E’ già in
ritardo, dico con convinzione alla signora accanto a me mentre ambedue
continuiamo a stazionare sulla panchina presso la fermata del bus
cittadino. Lei annuisce, io osservo la strada nell’attesa di veder
arrivare quel mezzo pubblico. Sto fermo, impassibile: devo restare in
silenzio, mi dico, non posso sempre lasciarmi sfuggire i pensieri con
chiunque sia nelle mie vicinanze. La signora, subito dopo, dice come tra
sé che lei non ha fretta, e che la giornata peraltro le sembra
deliziosa, degna di essere goduta all’aria aperta. Spende un’occhiata
verso di me, presumibilmente per vedere come reagisco: io avrei molte
cose da dire a riguardo, ma resto in silenzio, mi costringo a non
formulare nessuna parola, zitto, quasi senza pensare.
Il bus non
arriva, mi spazientisco, non ho alcuna fretta particolare, ma attendere
mi pare un’attività tra le più odiose possibili, anche se cerco di
resistere, e così continuo a rimanere immobile, nascondendo in quel modo
il mio vero stato d’animo. Però non si può ridurre tutto ai propri
gusti e comportamenti, dico alla signora, lasciandole intendere che il
ritardo del bus è un fatto oggettivo, oltre la bella giornata e la
voglia di starsene su quella panchina.

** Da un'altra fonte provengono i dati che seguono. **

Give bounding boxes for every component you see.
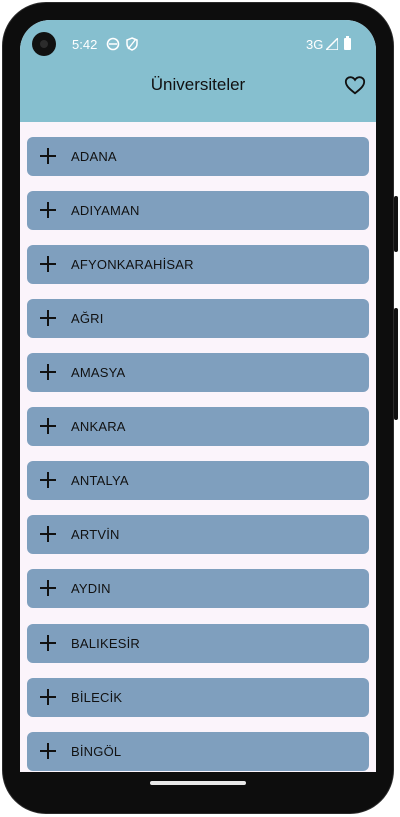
- city-label: BİNGÖL: [71, 744, 122, 759]
- list-item[interactable]: AYDIN: [27, 569, 369, 608]
- city-list: ADANA ADIYAMAN AFYONKARAHİSAR AĞRI AMASY…: [20, 122, 376, 792]
- plus-icon: [40, 689, 56, 705]
- city-label: ANTALYA: [71, 473, 129, 488]
- plus-icon: [40, 310, 56, 326]
- plus-icon: [40, 418, 56, 434]
- volume-button: [394, 196, 398, 252]
- gesture-nav-bar: [20, 772, 376, 802]
- plus-icon: [40, 202, 56, 218]
- city-label: BİLECİK: [71, 690, 123, 705]
- city-label: ADIYAMAN: [71, 203, 140, 218]
- shield-icon: [126, 37, 138, 51]
- plus-icon: [40, 635, 56, 651]
- list-item[interactable]: AĞRI: [27, 299, 369, 338]
- list-item[interactable]: BİNGÖL: [27, 732, 369, 771]
- notification-icon: [106, 37, 120, 51]
- front-camera: [32, 32, 56, 56]
- favorites-heart-icon[interactable]: [344, 74, 366, 96]
- city-label: ANKARA: [71, 419, 126, 434]
- plus-icon: [40, 256, 56, 272]
- plus-icon: [40, 580, 56, 596]
- home-gesture-handle[interactable]: [150, 781, 246, 785]
- list-item[interactable]: AFYONKARAHİSAR: [27, 245, 369, 284]
- app-bar: Üniversiteler: [20, 68, 376, 122]
- plus-icon: [40, 472, 56, 488]
- list-item[interactable]: BALIKESİR: [27, 624, 369, 663]
- power-button: [394, 308, 398, 420]
- city-label: AYDIN: [71, 581, 111, 596]
- list-item[interactable]: ANTALYA: [27, 461, 369, 500]
- city-label: ADANA: [71, 149, 117, 164]
- list-item[interactable]: BİLECİK: [27, 678, 369, 717]
- city-label: AFYONKARAHİSAR: [71, 257, 194, 272]
- screen: 5:42 3G Üniversiteler ADANA ADIYAMAN AFY…: [20, 20, 376, 792]
- plus-icon: [40, 743, 56, 759]
- city-label: AĞRI: [71, 311, 104, 326]
- status-time: 5:42: [72, 37, 98, 52]
- city-label: BALIKESİR: [71, 636, 140, 651]
- page-title: Üniversiteler: [150, 75, 246, 94]
- plus-icon: [40, 364, 56, 380]
- plus-icon: [40, 526, 56, 542]
- list-item[interactable]: ANKARA: [27, 407, 369, 446]
- list-item[interactable]: ADANA: [27, 137, 369, 176]
- plus-icon: [40, 148, 56, 164]
- battery-icon: [344, 36, 351, 50]
- signal-icon: [326, 38, 338, 50]
- list-item[interactable]: AMASYA: [27, 353, 369, 392]
- list-item[interactable]: ARTVİN: [27, 515, 369, 554]
- city-label: AMASYA: [71, 365, 126, 380]
- phone-frame: 5:42 3G Üniversiteler ADANA ADIYAMAN AFY…: [0, 0, 400, 817]
- city-label: ARTVİN: [71, 527, 120, 542]
- list-item[interactable]: ADIYAMAN: [27, 191, 369, 230]
- status-bar: 5:42 3G: [20, 20, 376, 68]
- network-type: 3G: [306, 37, 324, 52]
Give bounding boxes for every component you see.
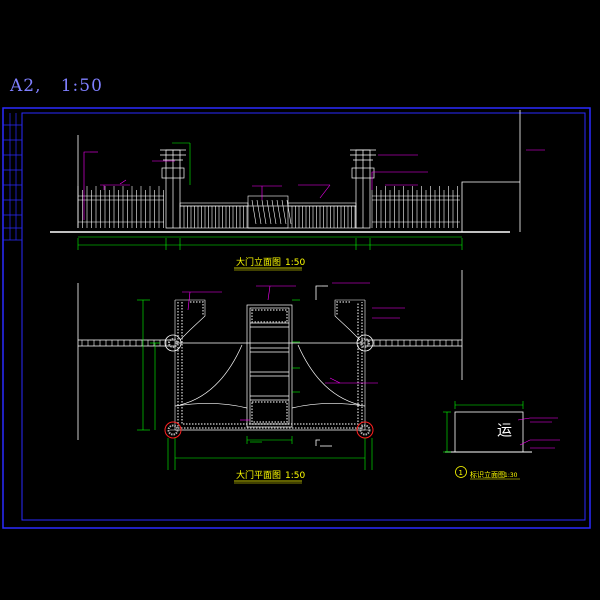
plan-central-path [246,304,293,428]
plan-scale: 1:50 [285,471,305,481]
elevation-scale: 1:50 [285,258,305,268]
plan-caption: 大门平面图 [236,469,281,481]
right-fence [371,186,460,228]
elevation-caption: 大门立面图 [236,256,281,268]
left-gate-post [160,149,186,229]
detail-sign-glyph: 运 [497,421,512,439]
gate-elevation-view [50,110,545,250]
elevation-dimensions [77,142,463,250]
elevation-annotations [83,149,545,220]
detail-caption: 标识立面图 [470,470,505,479]
sliding-gate [179,195,357,229]
detail-number: 1 [459,469,463,477]
sign-detail-view: 运 1 标识立面图 1:30 [443,401,560,480]
plan-dimensions [137,299,373,470]
title-block-strip [3,113,22,241]
plan-annotations [182,282,405,421]
plan-paving [170,299,370,431]
plan-hatch-border [177,301,363,429]
cad-drawing-canvas: 运 1 标识立面图 1:30 大门立面图 1:50 大门平面图 1:50 [2,107,591,529]
left-fence [77,186,164,228]
sheet-frame [2,107,591,529]
section-cut-marks [315,285,332,447]
gate-plan-view [77,270,463,470]
plan-wall-line [78,339,462,347]
detail-scale: 1:30 [504,472,518,479]
gate-swing-arcs [174,344,366,409]
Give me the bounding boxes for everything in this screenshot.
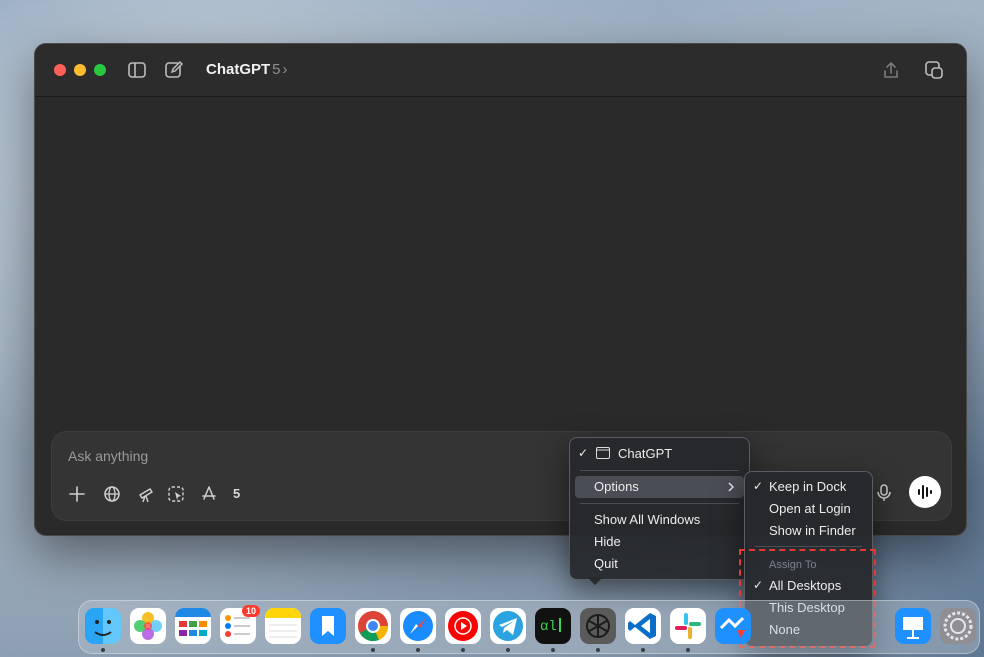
menu-separator <box>580 470 739 471</box>
running-indicator <box>686 648 690 652</box>
svg-text:αl: αl <box>540 619 557 635</box>
canvas-icon[interactable] <box>167 485 185 503</box>
telescope-icon[interactable] <box>137 485 155 503</box>
waveform-icon <box>918 485 932 499</box>
voice-mode-button[interactable] <box>909 476 941 508</box>
running-indicator <box>101 648 105 652</box>
apps-icon[interactable] <box>200 485 218 503</box>
chatgpt-window: ChatGPT 5 › Ask anything 5 <box>34 43 967 536</box>
safari-app-icon[interactable] <box>400 608 436 644</box>
titlebar: ChatGPT 5 › <box>35 44 966 97</box>
zoom-window-button[interactable] <box>94 64 106 76</box>
telegram-app-icon[interactable] <box>490 608 526 644</box>
menu-item-show-all-windows[interactable]: Show All Windows <box>594 511 700 529</box>
menu-item-chatgpt-window[interactable]: ChatGPT <box>618 445 672 463</box>
calendar-app-icon[interactable] <box>175 608 211 644</box>
menu-item-show-in-finder[interactable]: Show in Finder <box>769 522 856 540</box>
chrome-app-icon[interactable] <box>355 608 391 644</box>
notes-app-icon[interactable] <box>265 608 301 644</box>
vscode-app-icon[interactable] <box>625 608 661 644</box>
menu-separator <box>580 503 739 504</box>
dock: 10 αl <box>78 600 980 654</box>
system-settings-app-icon[interactable] <box>940 608 976 644</box>
plus-icon[interactable] <box>68 485 86 503</box>
finder-app-icon[interactable] <box>85 608 121 644</box>
reminders-app-icon[interactable]: 10 <box>220 605 260 644</box>
menu-item-quit[interactable]: Quit <box>594 555 618 573</box>
running-indicator <box>461 648 465 652</box>
running-indicator <box>506 648 510 652</box>
model-count[interactable]: 5 <box>233 486 240 501</box>
window-icon <box>596 447 610 459</box>
slack-app-icon[interactable] <box>670 608 706 644</box>
menu-item-hide[interactable]: Hide <box>594 533 621 551</box>
menu-separator <box>755 546 862 547</box>
notification-badge: 10 <box>241 605 260 617</box>
menu-item-keep-in-dock[interactable]: Keep in Dock <box>769 478 846 496</box>
microphone-icon[interactable] <box>874 483 894 503</box>
menu-pointer <box>587 577 603 585</box>
chatgpt-app-icon[interactable] <box>580 608 616 644</box>
chevron-right-icon: › <box>282 61 288 78</box>
menu-item-options-label: Options <box>594 479 639 494</box>
checkmark-icon: ✓ <box>753 479 764 493</box>
menu-item-open-at-login[interactable]: Open at Login <box>769 500 851 518</box>
running-indicator <box>371 648 375 652</box>
new-window-icon[interactable] <box>924 60 944 80</box>
mail-app-icon[interactable] <box>715 608 751 644</box>
keynote-app-icon[interactable] <box>895 608 931 644</box>
globe-icon[interactable] <box>103 485 121 503</box>
running-indicator <box>596 648 600 652</box>
model-selector[interactable]: ChatGPT 5 › <box>206 61 288 78</box>
bookmark-app-icon[interactable] <box>310 608 346 644</box>
running-indicator <box>641 648 645 652</box>
photos-app-icon[interactable] <box>130 608 166 644</box>
minimize-window-button[interactable] <box>74 64 86 76</box>
close-window-button[interactable] <box>54 64 66 76</box>
running-indicator <box>416 648 420 652</box>
model-version: 5 <box>272 61 281 78</box>
running-indicator <box>551 648 555 652</box>
share-icon[interactable] <box>881 60 901 80</box>
terminal-app-icon[interactable]: αl <box>535 608 571 644</box>
app-title: ChatGPT <box>206 61 271 78</box>
dock-context-menu: ✓ ChatGPT Options Show All Windows Hide … <box>569 437 750 580</box>
prompt-input[interactable]: Ask anything <box>68 448 148 464</box>
checkmark-icon: ✓ <box>578 446 589 460</box>
new-chat-icon[interactable] <box>164 60 184 80</box>
chevron-right-icon <box>728 482 734 492</box>
youtube-music-app-icon[interactable] <box>445 608 481 644</box>
sidebar-toggle-icon[interactable] <box>127 60 147 80</box>
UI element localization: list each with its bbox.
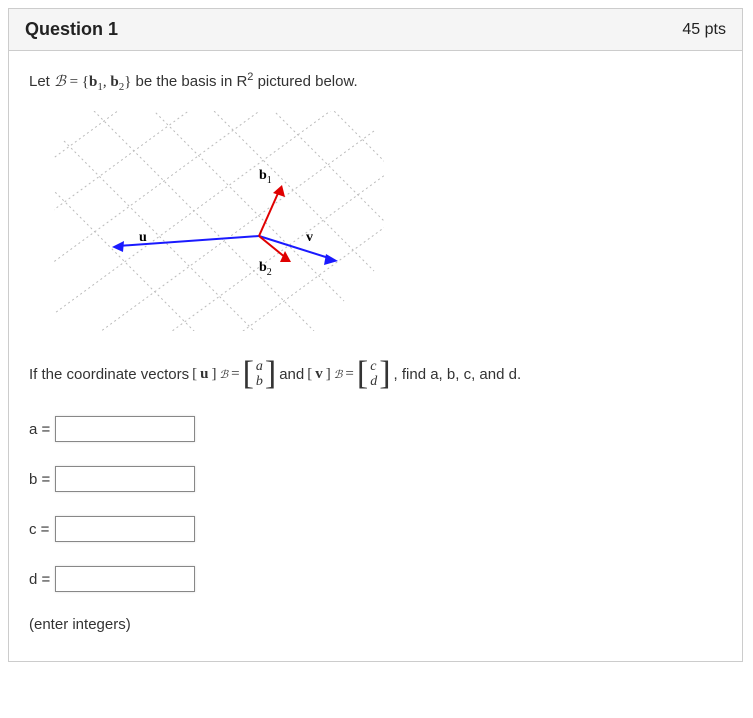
prompt-text: Let ℬ = {b1, b2} be the basis in R2 pict…: [29, 71, 722, 93]
v-close: ]: [326, 366, 331, 383]
question-card: Question 1 45 pts Let ℬ = {b1, b2} be th…: [8, 8, 743, 662]
entry-c: c: [370, 359, 377, 374]
v-open: [: [307, 366, 312, 383]
vector-v: [259, 236, 338, 265]
entry-b: b: [256, 374, 263, 389]
eq-post: , find a, b, c, and d.: [394, 366, 522, 383]
v-sub: ℬ: [334, 368, 343, 381]
grid-lines: [54, 111, 384, 331]
v-vec: v: [315, 366, 323, 383]
label-d: d =: [29, 571, 55, 588]
entry-a: a: [256, 359, 263, 374]
eq-pre: If the coordinate vectors: [29, 366, 189, 383]
label-c: c =: [29, 521, 55, 538]
question-header: Question 1 45 pts: [9, 9, 742, 51]
v-label: v: [306, 230, 313, 245]
input-d[interactable]: [55, 566, 195, 592]
b2: b: [110, 74, 118, 90]
plot: b1 b2 u v: [54, 111, 722, 336]
prompt-pre: Let: [29, 73, 54, 90]
u-label: u: [139, 230, 147, 245]
row-b: b =: [29, 466, 722, 492]
input-c[interactable]: [55, 516, 195, 542]
input-b[interactable]: [55, 466, 195, 492]
eq2: =: [345, 366, 353, 383]
eq-and: and: [279, 366, 304, 383]
question-body: Let ℬ = {b1, b2} be the basis in R2 pict…: [9, 51, 742, 661]
prompt-lbrace: {: [82, 74, 89, 90]
hint-text: (enter integers): [29, 616, 722, 633]
cd-vector: [ cd ]: [357, 358, 391, 390]
vector-u: [112, 236, 259, 252]
row-c: c =: [29, 516, 722, 542]
row-a: a =: [29, 416, 722, 442]
entry-d: d: [370, 374, 377, 389]
vector-b2: [259, 236, 291, 262]
vector-b1: [259, 185, 285, 236]
u-vec: u: [200, 366, 208, 383]
question-title: Question 1: [25, 19, 118, 40]
prompt-postsup: pictured below.: [253, 73, 357, 90]
prompt-post: be the basis in R: [131, 73, 247, 90]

Passa un attimo di silenzio
completo, in cui mi pento profondamente di avere di nuovo parlato. Poi
la signora insiste: si possono prendere in molte maniere, le piccole
avversità di ogni giorno.
Guardo il
mio orologio da polso, mi muovo, sbuffo, ormai sono in aperta
conflittualità con la signora, che sicuramente mi giudica un impaziente,
una persona che non sa dominare gli istinti. Ho un appuntamento, le
dico; ogni minuto perso per me risulta importante. Questo non cambierà
assolutamente le cose, fa lei. Certo, fo io, ma almeno potrò lamentarmi
di qualcosa che non funziona in questa città. Mi rendo conto
improvvisamente che le ultime parole le ho pronunciate con voce
leggermente alterata, appena più del necessario, così adesso mi sento
dispiaciuto di aver mostrato il peggio di me a quella signora.
Mi muovo
ancora con nervosismo, vorrei tanto che giungesse qualcuno ad attendere
il bus insieme a noi, ma anche questo è un elemento da cui proprio non
sono confortato. Con le belle giornate, si va a passeggiare ai giardini,
dico con calma, così si dimentica il passare del tempo ed il resto. Lei
non ribatte, gioca sul silenzio perfetto, sulla sua indubbia capacità
di sopportare ogni cosa, perfino la mia presenza. Va bene, dico alla
fine, lei ha ragione, fa male addirittura all’organismo prendersela
troppo per cose del genere. Però vorrà ammettere che tutto questo
ritardo non è assolutamente ammissibile?
La signora
resta in silenzio; io vorrei scomparire di colpo dal tratto di strada,
anzi, penso per un attimo che addirittura potrei avviarmi a piedi nella
direzione verso cui devo andare, ma subito rinuncio, sarebbe un darsi
dello stupido e basta. La signora neppure mi guarda, finge che io non ci
sia, che non abbia detto un bel niente. Mi sento sull’orlo dell’odio
verso questa persona, vorrei strangolarla, stringerle la gola fino al
punto di farle confessare che è una vera inciviltà un ritardo del
genere. Poi arriva il bus, esprimo espressioni vistose di apprezzamento,
mi alzo e mi preparo a salire ancora prima che il mezzo sia giunto alla
fermata, scalpito quasi per evitare di far perdere tempo all’autista.
Poi salgo, timbro il biglietto, mi siedo, e immediatamente mi accorgo
che la signora di prima non si è neppure spostata dalla fermata. Il
mezzo riparte: mi sento assolutamente confuso, e la mia giornata ormai
appare irrevocabilmente già compromessa.